Tian - Vegetable dining at it's best in Vienna Austria - by Bob Batz

Tian – Vegetable dining at it’s best in Vienna Austria – by Bob Batz

If you’re vegetarian or vegan and in Vienna, or if you have a love
affair with vegetables, for heaven’s sake…treat yourself to a meal
at Tian located in Himmelpfortgasse 23 in downtown Vienna.  This is
high-class vegetable dining at it’s finest in a refined and elegant
white tablecloth setting.  The atmosphere is pleasant and elegant, but
it’s just backdrop for the exquisite food.   A six course meal will
run you 104€ per person plus wine (six part wine pairing for an
additional 59€), so give yourself lots of time to sit, savor, relax
and enjoy the places this meal will take you.

I should point out here that the dishes in this restaurant are not
rock’n roll, they are opera…. and like the opera some might describe
the experience as pretentious, but really it’s just about what kind of
experience you’re looking for.  The flavors are sometimes subtle and
complex, and not the food demands to be paid attention to in order to
enjoy the full experience, for there’s hardly a touch of home cooking
here.  These dishes are the magic of a master chef able to coax out
the essence out of each vegetable, craft divine textures with precise
preparation, and then concoct unique and masterful flavor pairings.
Nor are these simple vegetable dishes, these are complex and well
paired combinations where a single vegetable might be prepared three
different ways on the same dish, like the first dish ‘Spring
Awakening’ (carrot, chamomile nage, hazelnuts) which took carrots
places it’s never been before…or rather it was me that was taken
places I’ve never been before.  This is the main reason to eat
here… you simply can’t replicate these dishes in the home kitchen.
This is the kind of meal you want to savor intensely and maybe close
your eyes to see what images are conjured there.

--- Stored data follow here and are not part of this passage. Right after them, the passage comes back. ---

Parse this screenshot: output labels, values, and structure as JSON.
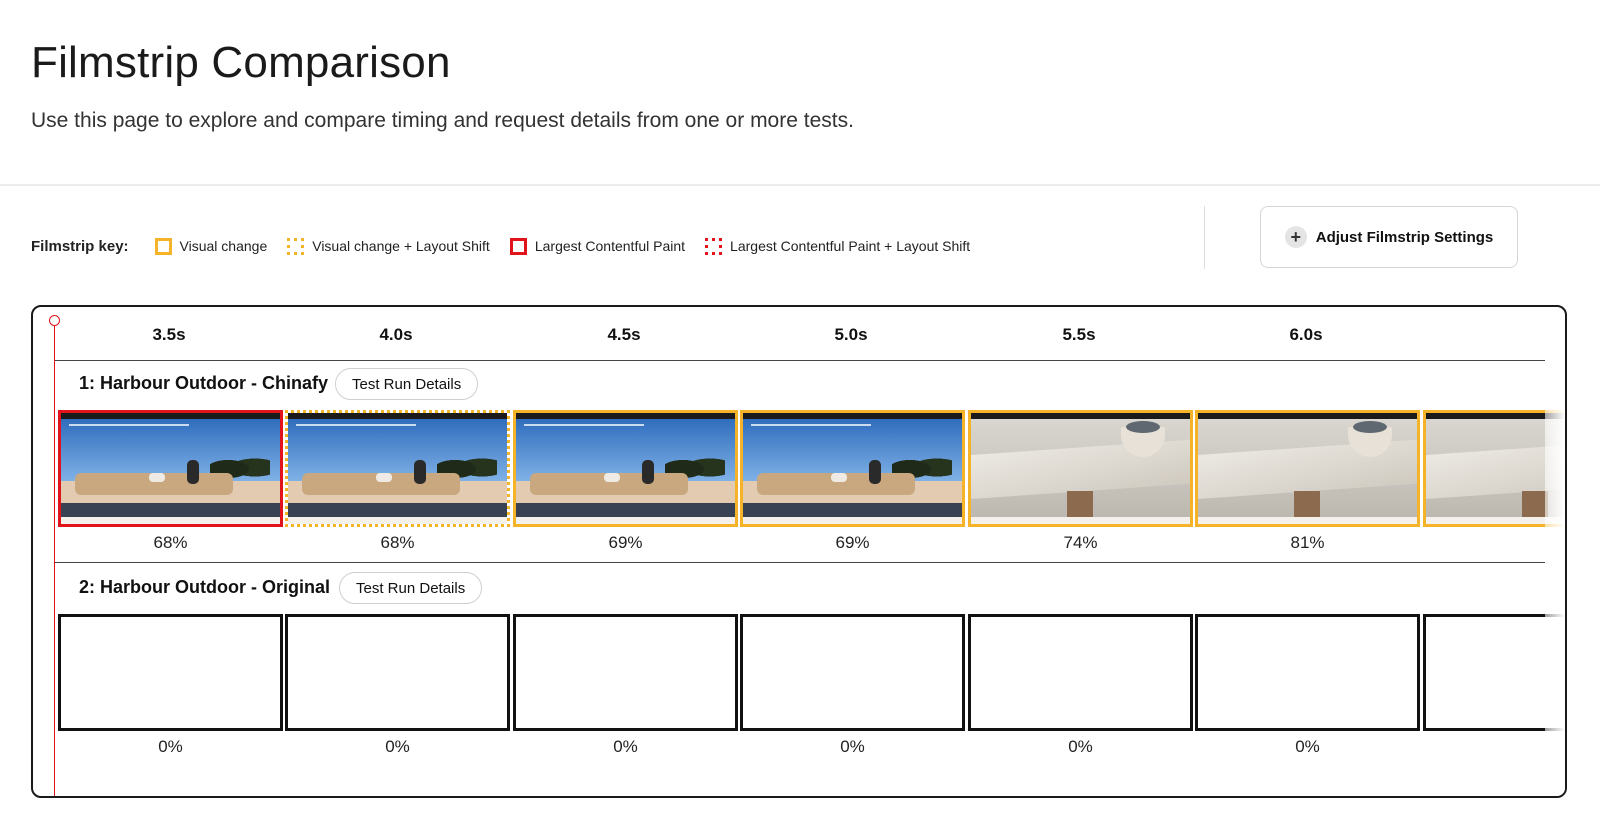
{
  "header": {
    "title": "Filmstrip Comparison",
    "subtitle": "Use this page to explore and compare timing and request details from one or more tests."
  },
  "key": {
    "title": "Filmstrip key:",
    "items": [
      {
        "label": "Visual change",
        "style": "visual"
      },
      {
        "label": "Visual change + Layout Shift",
        "style": "visual-ls"
      },
      {
        "label": "Largest Contentful Paint",
        "style": "lcp"
      },
      {
        "label": "Largest Contentful Paint + Layout Shift",
        "style": "lcp-ls"
      }
    ]
  },
  "settings": {
    "label": "Adjust Filmstrip Settings",
    "icon": "plus-icon"
  },
  "colors": {
    "visual": "#f5b32a",
    "lcp": "#e1141b",
    "blank": "#111111"
  },
  "timeline": {
    "times": [
      "3.5s",
      "4.0s",
      "4.5s",
      "5.0s",
      "5.5s",
      "6.0s"
    ]
  },
  "runs": [
    {
      "label": "1: Harbour Outdoor - Chinafy",
      "details_button": "Test Run Details",
      "frames": [
        {
          "percent": "68%",
          "style": "lcp",
          "scene": "sofa"
        },
        {
          "percent": "68%",
          "style": "visual-ls",
          "scene": "sofa"
        },
        {
          "percent": "69%",
          "style": "visual",
          "scene": "sofa"
        },
        {
          "percent": "69%",
          "style": "visual",
          "scene": "sofa"
        },
        {
          "percent": "74%",
          "style": "visual",
          "scene": "table"
        },
        {
          "percent": "81%",
          "style": "visual",
          "scene": "table"
        },
        {
          "percent": "",
          "style": "visual",
          "scene": "table"
        }
      ]
    },
    {
      "label": "2: Harbour Outdoor - Original",
      "details_button": "Test Run Details",
      "frames": [
        {
          "percent": "0%",
          "style": "blank",
          "scene": "blank"
        },
        {
          "percent": "0%",
          "style": "blank",
          "scene": "blank"
        },
        {
          "percent": "0%",
          "style": "blank",
          "scene": "blank"
        },
        {
          "percent": "0%",
          "style": "blank",
          "scene": "blank"
        },
        {
          "percent": "0%",
          "style": "blank",
          "scene": "blank"
        },
        {
          "percent": "0%",
          "style": "blank",
          "scene": "blank"
        },
        {
          "percent": "",
          "style": "blank",
          "scene": "blank"
        }
      ]
    }
  ]
}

I ate alone here and I’m glad I did.  Take a bite, close my eyes,
and let the flavors and textures unfurl across my pallet.  Take ‘Cry
Me a River’ for example, the second of my six courses.  This is an
onion soup for springtime. Whereas French Onion soup is the essence of
a winter’s day with deep bold flavors of slow cooked onions over
hours and hours, this version was entirely different — delicate but
with depth, soft and ethereal, slightly earthy with the lovely
fragrance of hay. I enjoyed breathing in this dish just as much as
eating it.  I took in spoonful by spoonful very slowly, but the
fragrance of this dish engulfed me all at once.  I didn’t cry eating
this dish as the name might imply, but staring at the dish upon
finishing it, I was a bit sad realizing that the experience was over.
Fortunately, there were plenty more extraordinary dishes to come.

Tian is not to be missed by anyone that loves vegetables and wants to
experience them at their finest!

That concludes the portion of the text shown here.